El primero había cambiado algo desde entonces. Me fijé en la cara de la novia y Bertha exclamó:

─¿Es ésta la que viste en el hotel?

─No ─contesté.

─Pues no hay duda ─replicó Bertha─. Los hemos derrotado.

─Al parecer, no se acuerda usted del asesinato.

Al registrar mejor el baúl, encontramos algunos papeles escritos en español. Los examiné y dije:

─Esto parece una sentencia de divorcio pronunciada en Méjico.

Y en efecto lo era.

─¿Sirve de algo? ─preguntó Bertha.

─No mucho ─contesté─. Algunos Estados mejicanos exigían la estancia de un día para poder obtener un divorcio y aun consentían que esa residencia pusiera ser la de un representante de cualquiera de los cónyuges. Los abogados mejicanos ganaron mucho dinero con esos divorcios. Luego hubo los correspondientes matrimonios, de modo que las autoridades acabaron por cerrar los ojos ante aquellos delitos de bigamia.

─¿Qué te parece? ─preguntó Bertha─. ¿Por qué hizo ella eso?

─Porque quería casarse de nuevo, pero sin que se enterase el doctor Lintig. De este modo podría amenazarlo constantemente. Por esta razón obtuvo el divorcio en Méjico. No había tenido en cuenta esta posibilidad.

─¿Y cómo se explica que le pasara por alto?

─Ya lo veremos ─contesté.

Me dirigí al teléfono y dicté un telegrama para las autoridades de Sacramento, California, pidiendo informes acerca del matrimonio de Amelia Sellar, así como también que me comunicaran si había muerto y si se le había enterrado según su nombre de soltera o de casada, en el supuesto de que hubiese contraído nuevo matrimonio.

─Me parece que estamos obteniendo resultados, muchacho. Caramba, Donald, si fueses capaz de luchar…

─Debería usted tener a mano una lista de detectives particulares, a los que pudiera llamar con urgencia.

─La tengo ─contestó Bertha.

─Bueno, pues llame a dos. Les dará la descripción de John Herbert. Que vigilen la Jefatura de Policía. Quiero saber adónde va ese Herbert cuando salga de allí.

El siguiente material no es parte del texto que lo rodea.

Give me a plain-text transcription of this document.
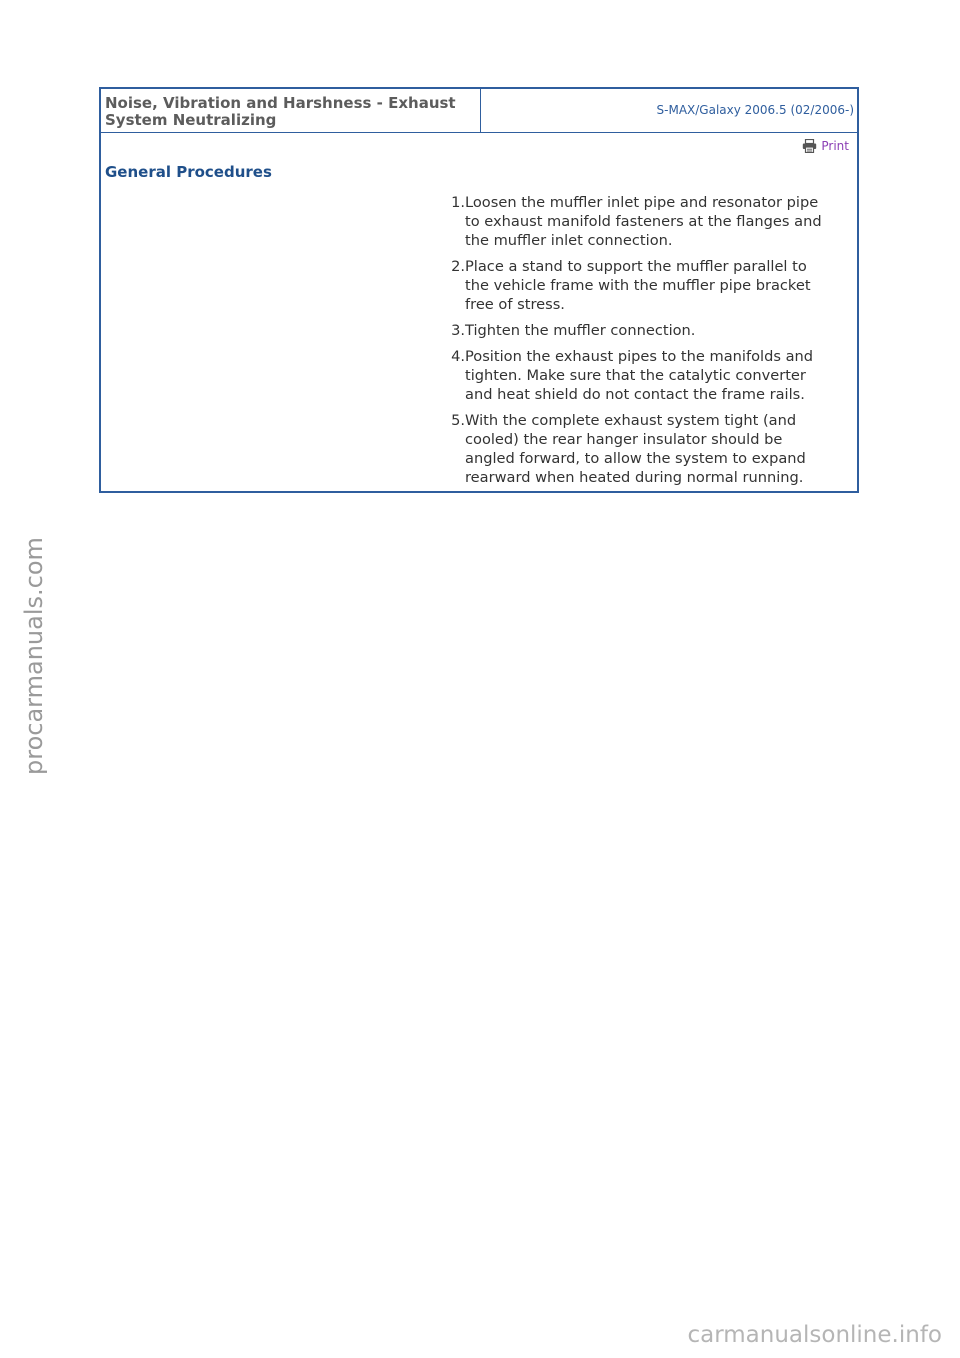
Noise, Vibration and Harshness - Exhaust
System Neutralizing
S-MAX/Galaxy 2006.5 (02/2006-)
Print
General Procedures
1. Loosen the muffler inlet pipe and resonator pipe
to exhaust manifold fasteners at the flanges and
the muffler inlet connection.
2. Place a stand to support the muffler parallel to
the vehicle frame with the muffler pipe bracket
free of stress.
3. Tighten the muffler connection.
4. Position the exhaust pipes to the manifolds and
tighten. Make sure that the catalytic converter
and heat shield do not contact the frame rails.
5. With the complete exhaust system tight (and
cooled) the rear hanger insulator should be
angled forward, to allow the system to expand
rearward when heated during normal running.
procarmanuals.com
carmanualsonline.info
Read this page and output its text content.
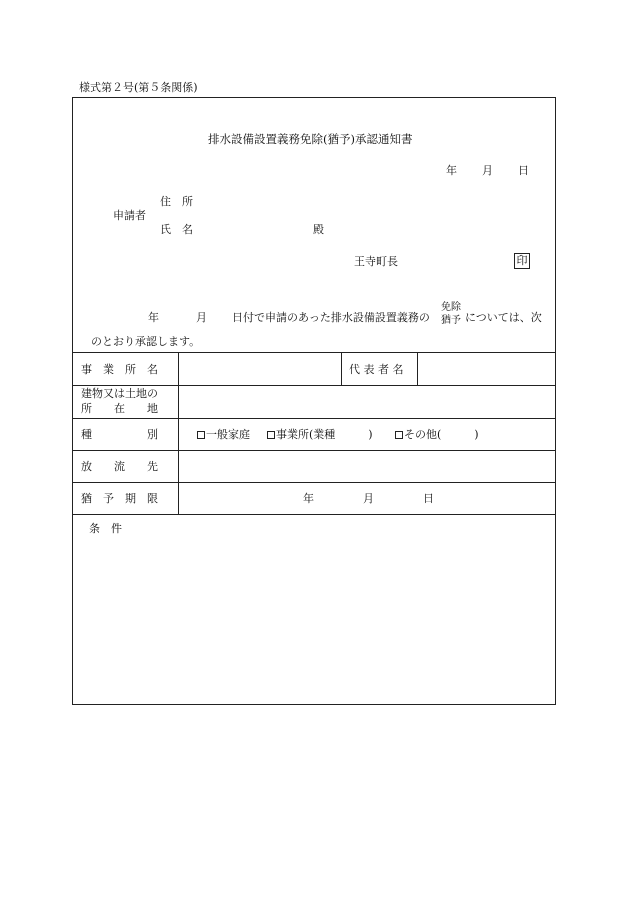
様式第２号(第５条関係)
排水設備設置義務免除(猶予)承認通知書
年 月 日
住　所
申請者
氏　名	殿
王寺町長	印
年	月 日付で申請のあった排水設備設置義務の
免除
猶予 については、次
のとおり承認します。
事　業　所　名	代 表 者 名
建物又は土地の
所　　在　　地
種　　　　　別	一般家庭	事業所(業種　　　)	その他(　　　)
放　　流　　先
猶　予　期　限	年	月	日
条　件
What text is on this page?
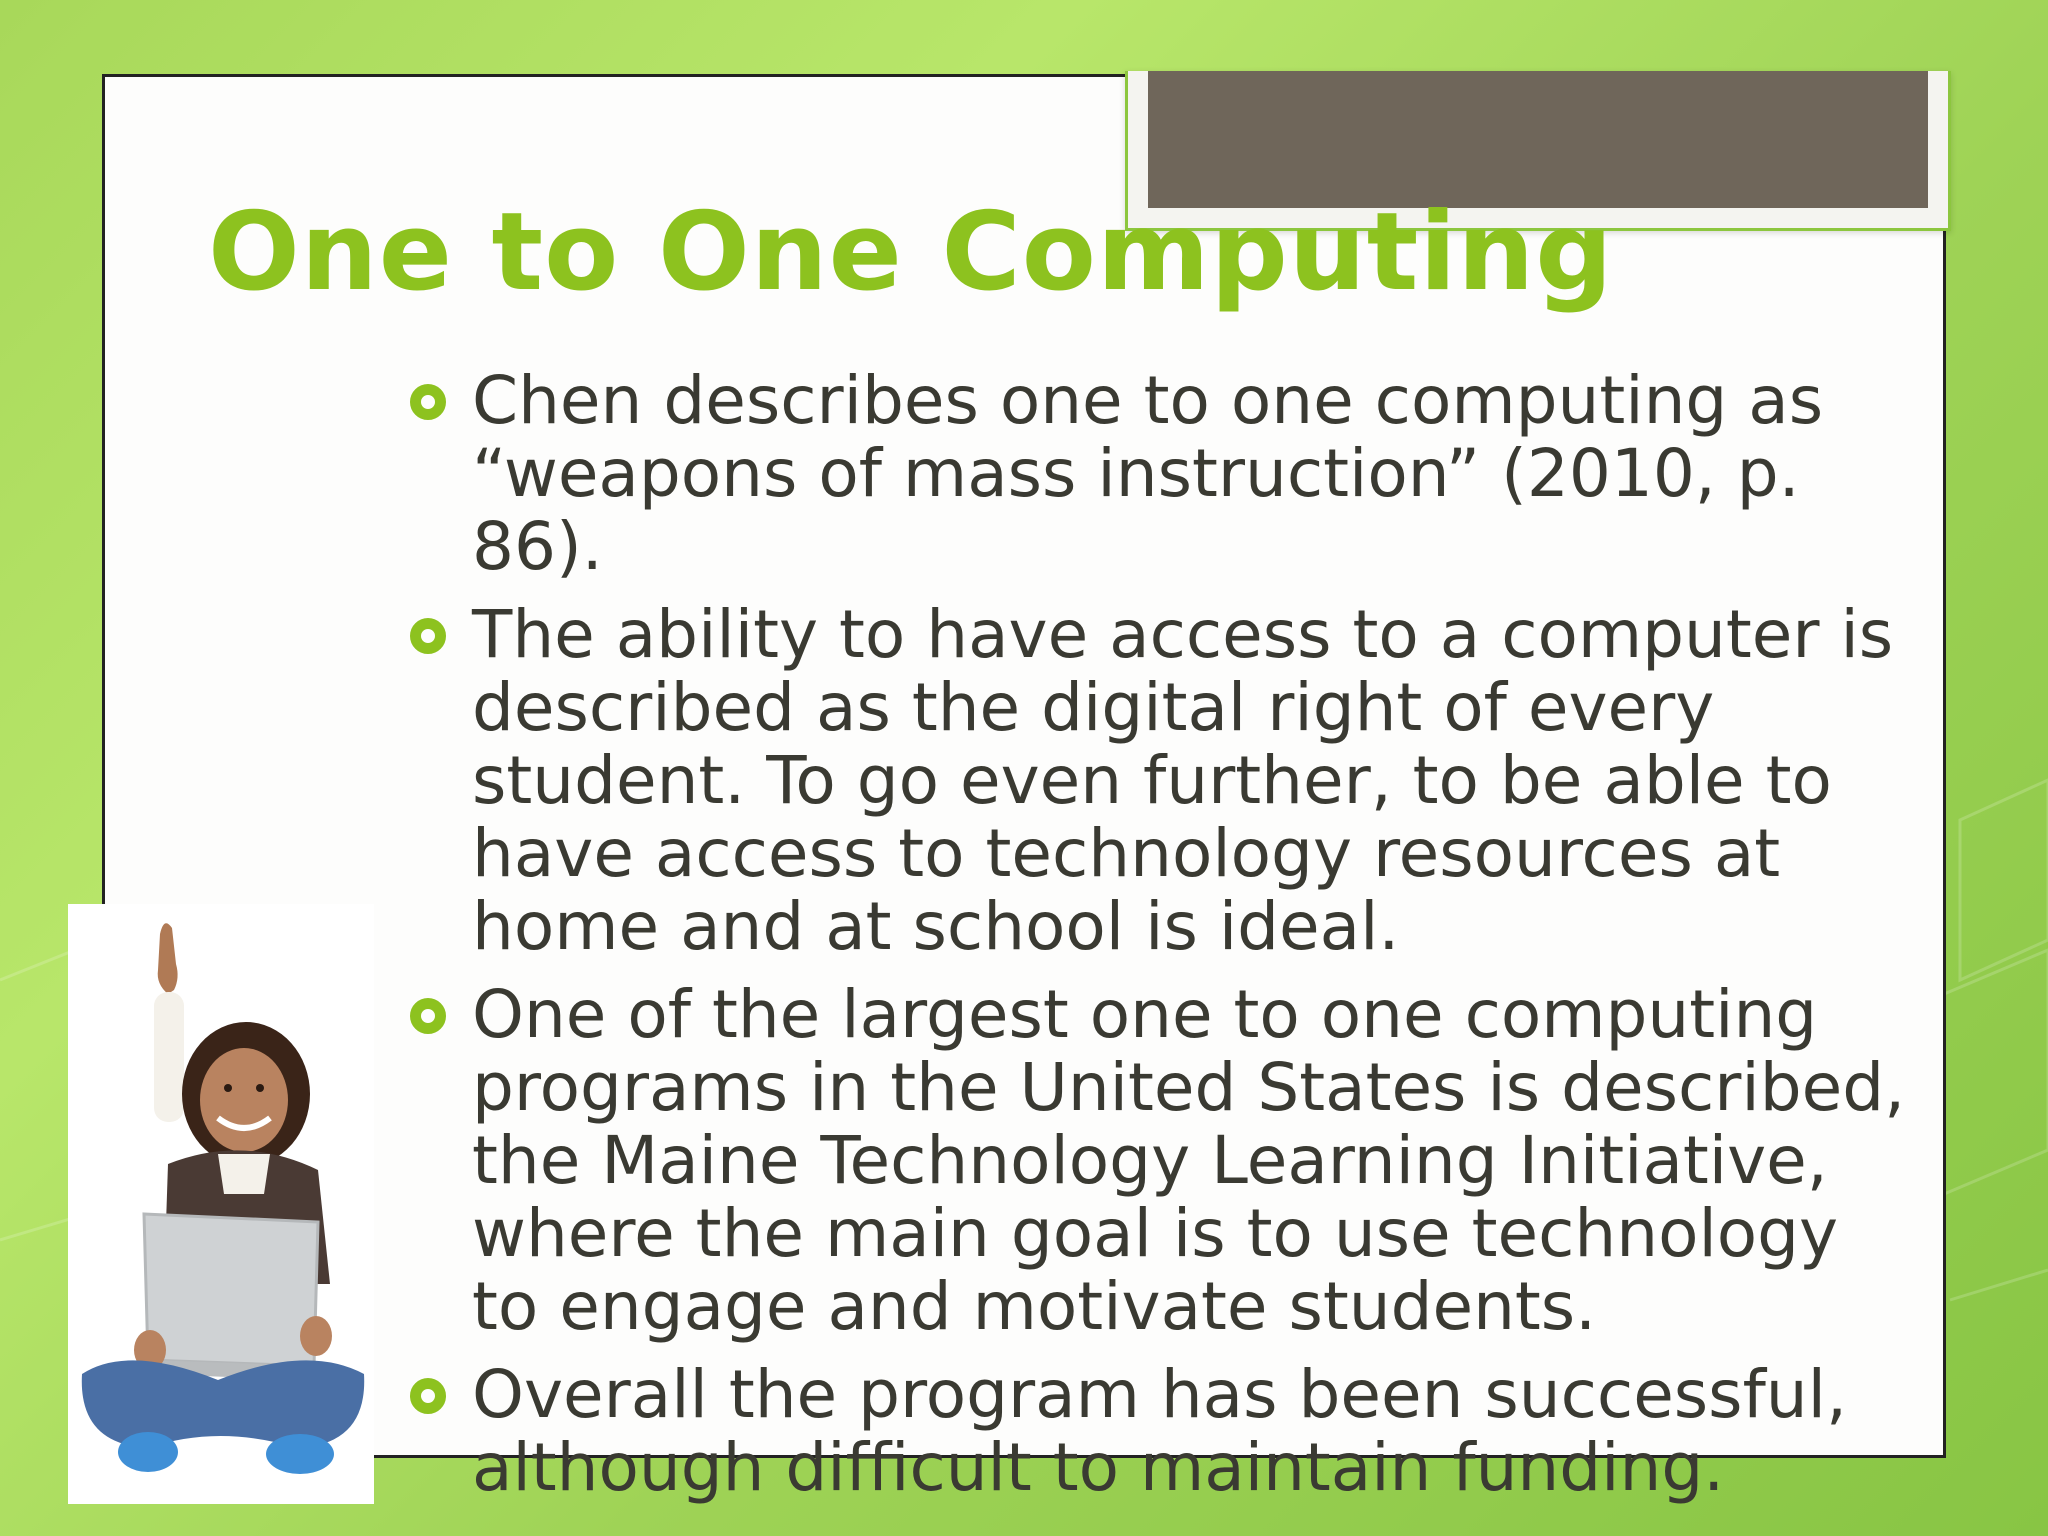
One to One Computing
Chen describes one to one computing as “weapons of mass instruction” (2010, p. 86).
The ability to have access to a computer is described as the digital right of every student. To go even further, to be able to have access to technology resources at home and at school is ideal.
One of the largest one to one computing programs in the United States is described, the Maine Technology Learning Initiative, where the main goal is to use technology to engage and motivate students.
Overall the program has been successful, although difficult to maintain funding.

─¿No regresará a Santa Carlota? ─preguntó.

─No lo creo. Por lo menos me parece que no irá en seguida.

Bertha Cool se dirigió a su escritorio y empezó a telefonear. Yo volví a examinar el contenido del baúl. Cuando Bertha hubo terminado, había encontrado ya algunos trajes antiguos, de escena, unas cuantas fotografías para publicidad, de una mujer que vestía un traje de malla. Algunos de aquellos retratos estaban dedicados y los firmaba Flo.

─Añadamos veinte años y otros tantos kilos a la mujer de estos retratos ─dije─ y será la misma a quien vi en Oakview y que se hacía llamar señora Lintig.

Bertha Cool se dirigió a su alacena para regresar con una botella de coñac. Examiné la fecha de la etiqueta y vi que indicaba el año 1875.